Stephen Hawking appeared as a hologram, offered solace to One Direction fans everywhere, and spoke about his family, science, and our place in the universe.
It was a special event at the Sydney Opera House that also saw Hawking and his daughter Lucy, a successful author, awarded the 2015 UNSW Medal for Science Communication.
Although not typical for the Opera House stage, which has hosted many big names in the flesh, Hawking’s talks were hugely popular.
UNSW astrophysicist John Webb, who helped organise the events, hopes they’ll inspire Australians to dream big when it comes to science’s most fundamental mysteries.
Webb is the co-founder of the UNSW Big Questions Institute (BQI), which counts Hawking as a key adviser. He says the idea for BQI stemmed from seeing “no real increase” in the number of students in Australia going into fundamental research.
The new venture wants to make science accessible, but more importantly, says Webb, the goal is to educate Australian research students and attract brilliant minds to help answer some of nature’s biggest, most puzzling questions: How did life begin? Are we alone? Could alternate universes and dimensions exist?
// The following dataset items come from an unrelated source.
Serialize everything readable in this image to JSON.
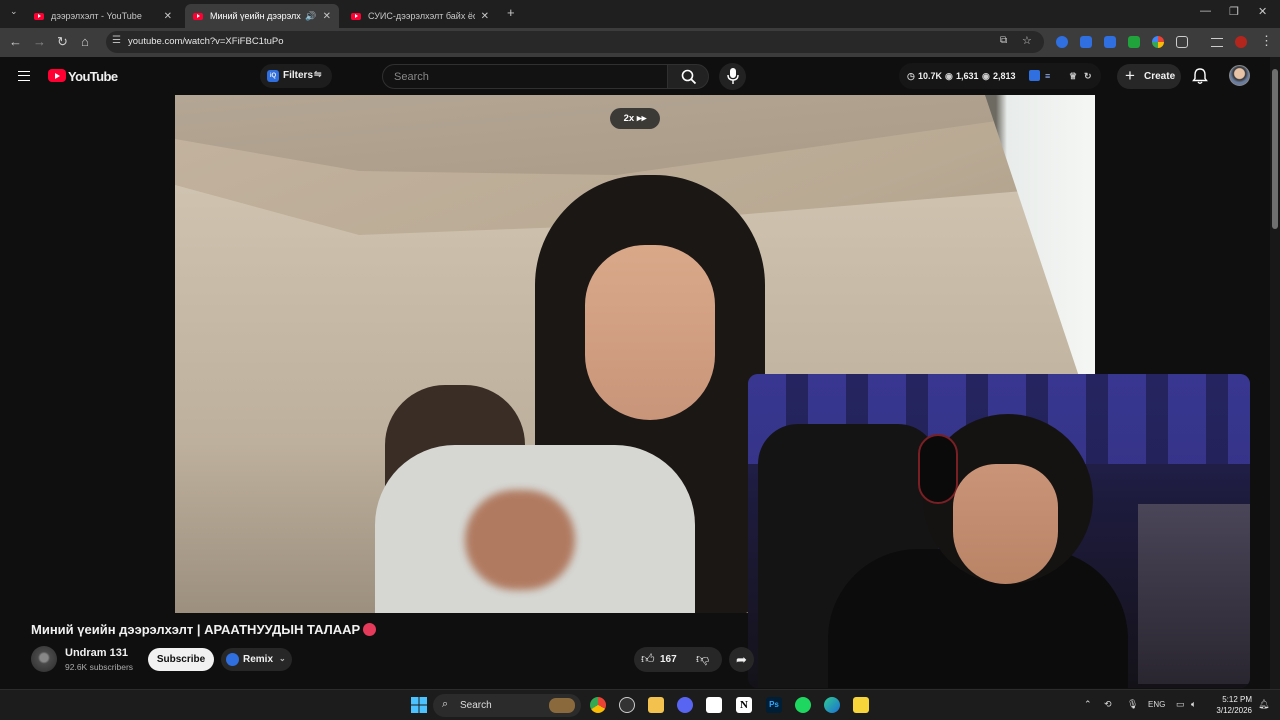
{
  "browser": {
    "tabs": [
      {
        "title": "дээрэлхэлт - YouTube",
        "active": false
      },
      {
        "title": "Миний үеийн дээрэлхэлт |",
        "active": true
      },
      {
        "title": "СУИС-дээрэлхэлт байх ёстой",
        "active": false
      }
    ],
    "new_tab": "+",
    "close_glyph": "✕",
    "url": "youtube.com/watch?v=XFiFBC1tuPo"
  },
  "youtube": {
    "logo_text": "YouTube",
    "filters_label": "Filters",
    "search_placeholder": "Search",
    "stats": {
      "views": "10.7K",
      "likes": "1,631",
      "watching": "2,813"
    },
    "create_label": "Create",
    "speed_label": "2x",
    "video": {
      "title": "Миний үеийн дээрэлхэлт | АРААТНУУДЫН ТАЛААР",
      "channel": "Undram 131",
      "subscribers": "92.6K subscribers",
      "subscribe_label": "Subscribe",
      "remix_label": "Remix",
      "like_count": "167"
    }
  },
  "taskbar": {
    "search_label": "Search",
    "language": "ENG",
    "time": "5:12 PM",
    "date": "3/12/2026"
  },
  "colors": {
    "youtube_red": "#ff0033",
    "page_bg": "#0f0f0f",
    "chip_bg": "#272727"
  },
  "icons": [
    "menu-icon",
    "youtube-logo-icon",
    "search-icon",
    "mic-icon",
    "bell-icon",
    "thumbs-up-icon",
    "thumbs-down-icon",
    "share-icon",
    "windows-start-icon"
  ]
}
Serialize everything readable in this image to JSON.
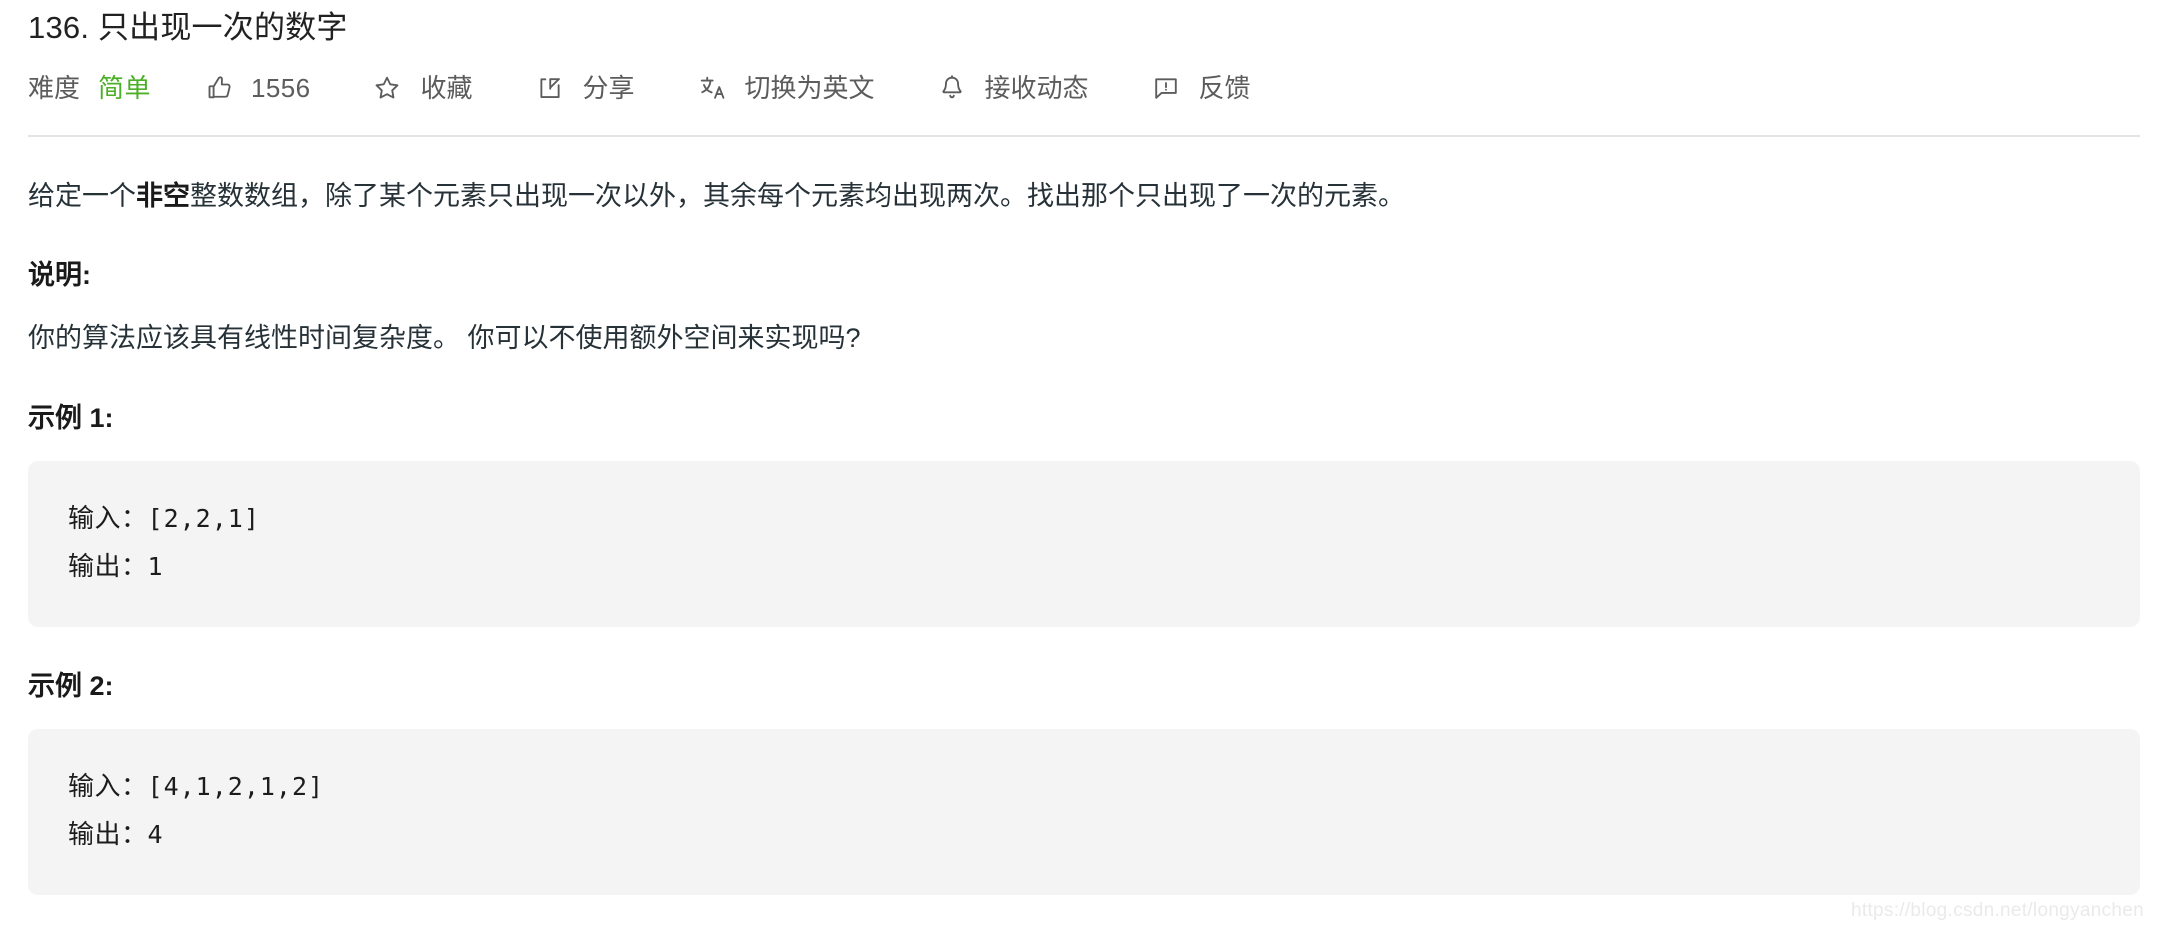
{
  "problem": {
    "title": "136. 只出现一次的数字"
  },
  "toolbar": {
    "difficulty_label": "难度",
    "difficulty_value": "简单",
    "difficulty_color": "#4caf28",
    "items": [
      {
        "icon": "thumbs-up-icon",
        "label": "1556"
      },
      {
        "icon": "star-icon",
        "label": "收藏"
      },
      {
        "icon": "share-icon",
        "label": "分享"
      },
      {
        "icon": "translate-icon",
        "label": "切换为英文"
      },
      {
        "icon": "bell-icon",
        "label": "接收动态"
      },
      {
        "icon": "feedback-icon",
        "label": "反馈"
      }
    ]
  },
  "description": {
    "part1": "给定一个",
    "bold": "非空",
    "part2": "整数数组，除了某个元素只出现一次以外，其余每个元素均出现两次。找出那个只出现了一次的元素。"
  },
  "notes": {
    "heading": "说明:",
    "text": "你的算法应该具有线性时间复杂度。 你可以不使用额外空间来实现吗?"
  },
  "examples": [
    {
      "heading": "示例 1:",
      "input_label": "输入：",
      "input_value": "[2,2,1]",
      "output_label": "输出：",
      "output_value": "1"
    },
    {
      "heading": "示例 2:",
      "input_label": "输入：",
      "input_value": "[4,1,2,1,2]",
      "output_label": "输出：",
      "output_value": "4"
    }
  ],
  "watermark": "https://blog.csdn.net/longyanchen"
}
And, are the laws of nature constant?
They’re speculative questions that funding agencies tend to shy away from because there’s no guarantee of an answer, let alone a short-term gain.
Merlin Crossley, Dean of UNSW Science, knows they can be hard questions to ask.
“When I began in research I discovered something alarming – if you ask a little question, you only ever get a little answer,” he said, while introducing Hawking at the Opera House event.
“Even worse, I next discovered when you ask big questions – big high-risk, high-reward questions – you sometimes get no answer at all.”
But Crossley says progress and discovery have almost always hinged on people taking risks and testing new ideas.
Webb agrees: “It’s these big questions that drive the human imagination, and we have to address them in order to make the big discoveries that will push the intellectual boundaries of society.”
Webb and his team may be on the cusp of one such discovery that could turn physics as we know it on its head. Essentially it suggests the so-called “constants” that govern our universe – laws pertaining to gravity, quantum mechanics, the mass of atoms and their particles, and the speed of light – may actually change across space and over time.
Using data from the Very Large Telescope in Chile, and the Keck telescopes in Hawaii, Webb’s team uncovered a hiccup in the strength of the electromagnetic force – a very gradual variation between two very distant points in the universe.
Webb’s early research on the subject attracted Hawking’s attention due to its implications for his own research into a “theory of everything”.
“It’s controversial, and it’s by no means proven,” says Webb. “But we have a hint of it … and if it turns out to be true it will change all of physics.”
One of the PhD students working with Webb is Australian businessman, the former CEO of property development firm Hindmarsh. “When I heard about John’s research, I thought it was amazing and controversial, so I wanted to get involved,” says Dougan.
Webb mentioned his idea for BQI to Dougan about 18 months ago, and they’ve been working to promote the institute ever since. “My contacts allowed us to raise some seed funding, and get in front of some influential people in the business world,” Dougan says.
The pair travelled to Cambridge in March 2014 to recruit Hawking, who was happy to be involved.
Webb and Dougan are now aiming to raise a significant philanthropic gift, and hope BQI will one day rival the world’s leading scientific centres.